With the schema in the example, we would be able to generate filters and ranks for:
- Price, using a numeric comparison operator
- Color, by using a text similarity model or a classification agent
- Categories, by using algorithms like BM25F or SPLADE.
Feature Augmented Retrieval Architecture
The architecture of Feature Augmented Retrieval includes:
- Document Schema: Defines the explicit structure and attributes of documents. Supports versioning for flexibility and incremental enhancements.
- Query Schema: Explicitly structures queries similarly to documents, improving interpretability and retrieval accuracy.
- Feature Extraction Agents: Specialized modules designed to extract structured attributes from raw inputs based on schema definitions.
- Feature Processing Engine: An adaptive component that selects and combines appropriate retrieval strategies based on extracted features.
- Retrieval Agents: Modular implementations of retrieval algorithms (e.g., BM25F, HNSW, Reciprocal Rank Fusion, Regex).
- Document Store: Repository optimized for structured storage and efficient retrieval.
Defining Effective Schemas
Schema definition should adopt a domain-driven approach:
- Align closely with business rules and user requirements.
- Identify necessary attributes based on concrete use cases.
- Consider technical capabilities (e.g., multimodal embeddings, summarization methods).
Evaluate schema necessity and granularity based on practical constraints and user query patterns.
- Is summarization needed? Do retrieval or generative models struggle with lengthy documents?
- Do user queries target holistic insights or specific document segments?
Crafting Robust Feature Extraction Agents
Feature extraction agents can initially leverage Large Language Models (LLMs) for rapid prototyping and validation. Building out a prompt using one state-of-the-art LLM and structured outputs enables a first point of validation:
- Latency and throughput performance.
- Accuracy and precision.
- Cost-efficiency and scalability.
Depending on this first version, you can then consider alternative solutions beyond LLMs:
- Named Entity Recognition (NER)
- Classifiers and supervised ML models
- Regular expressions (RegEx)
- Specialized algorithms
As always, to drive these decisions, a rigorous evaluation framework is critical, enabling iterative improvement and methodological comparisons.
Managing Cost and Latency: Caching
Apart from model distillation and alternative algorithms, to mitigate computational costs and latency, one of the best approaches is implementing multi-layered caching with customizable lifecycles, ensuring performance optimization and reliability.
Since each of the feature extraction agents is decoupled, it is feasible to build different cache units that are layered based on their processing orders and the input data needed.
Building a Dynamic Feature Processing Engine
The Feature Processing Engine orchestrates retrieval strategies, dynamically adapting based on query and document features.
To build your first processing engine, you need to design it based on the domain by thinking about how you should take advantage of the generated features to reduce the scope of the search process.
- Numeric or enumerated attributes: Often, simple database filters suffice.
- Concrete text features: BM25F or similar exact-match algorithms may be optimal.
- Query intention categorization. For example, for holistic or complex queries, a Combination of embedding-based retrieval with generative AI (LLMs) might be necessary.

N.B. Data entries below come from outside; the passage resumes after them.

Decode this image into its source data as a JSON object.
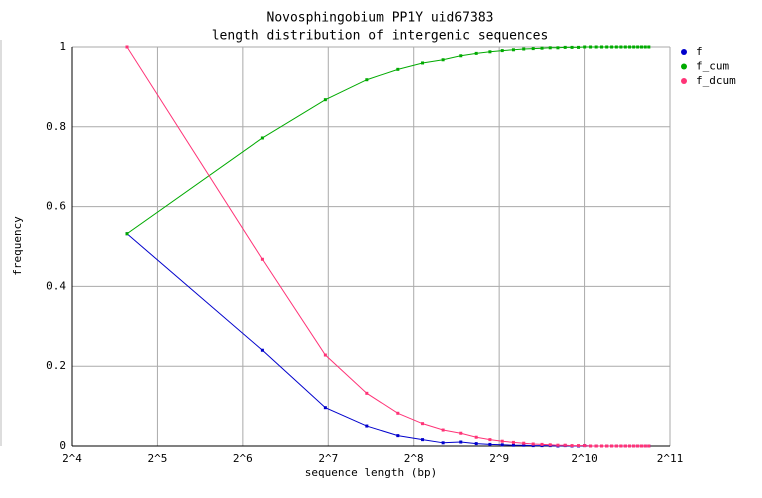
{
  "chart_data": {
    "type": "line",
    "title": "Novosphingobium PP1Y uid67383",
    "subtitle": "length distribution of intergenic sequences",
    "xlabel": "sequence length (bp)",
    "ylabel": "frequency",
    "xscale": "log2",
    "grid": true,
    "legend": "right",
    "x": [
      25,
      75,
      125,
      175,
      225,
      275,
      325,
      375,
      425,
      475,
      525,
      575,
      625,
      675,
      725,
      775,
      825,
      875,
      925,
      975,
      1025,
      1075,
      1125,
      1175,
      1225,
      1275,
      1325,
      1375,
      1425,
      1475,
      1525,
      1575,
      1625,
      1675,
      1725
    ],
    "series": [
      {
        "name": "f",
        "color": "#0000cc",
        "values": [
          0.532,
          0.24,
          0.096,
          0.05,
          0.026,
          0.016,
          0.008,
          0.01,
          0.006,
          0.004,
          0.003,
          0.002,
          0.002,
          0.001,
          0.001,
          0.001,
          0,
          0.001,
          0,
          0,
          0.001,
          0,
          0,
          0,
          0,
          0,
          0,
          0,
          0,
          0,
          0,
          0,
          0,
          0,
          0
        ]
      },
      {
        "name": "f_cum",
        "color": "#00aa00",
        "values": [
          0.532,
          0.772,
          0.868,
          0.918,
          0.944,
          0.96,
          0.968,
          0.978,
          0.984,
          0.988,
          0.991,
          0.993,
          0.995,
          0.996,
          0.997,
          0.998,
          0.998,
          0.999,
          0.999,
          0.999,
          1,
          1,
          1,
          1,
          1,
          1,
          1,
          1,
          1,
          1,
          1,
          1,
          1,
          1,
          1
        ]
      },
      {
        "name": "f_dcum",
        "color": "#ff3377",
        "values": [
          1,
          0.468,
          0.228,
          0.132,
          0.082,
          0.056,
          0.04,
          0.032,
          0.022,
          0.016,
          0.012,
          0.009,
          0.007,
          0.005,
          0.004,
          0.003,
          0.002,
          0.002,
          0.001,
          0.001,
          0.001,
          0,
          0,
          0,
          0,
          0,
          0,
          0,
          0,
          0,
          0,
          0,
          0,
          0,
          0
        ]
      }
    ],
    "xlim": [
      16,
      2048
    ],
    "xticks": [
      {
        "value": 16,
        "label": "2^4"
      },
      {
        "value": 32,
        "label": "2^5"
      },
      {
        "value": 64,
        "label": "2^6"
      },
      {
        "value": 128,
        "label": "2^7"
      },
      {
        "value": 256,
        "label": "2^8"
      },
      {
        "value": 512,
        "label": "2^9"
      },
      {
        "value": 1024,
        "label": "2^10"
      },
      {
        "value": 2048,
        "label": "2^11"
      }
    ],
    "ylim": [
      0,
      1
    ],
    "yticks": [
      0,
      0.2,
      0.4,
      0.6,
      0.8,
      1
    ]
  }
}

The adaptability ensures high-quality retrieval regardless of query complexity.
Conclusion
By explicitly modeling and extracting structured attributes, organizations can deliver sophisticated, highly relevant retrieval systems tailored directly to business and user requirements. Feature Augmented Retrieval provides a structured, explicit, and adaptive framework that significantly enhances retrieval accuracy and relevance.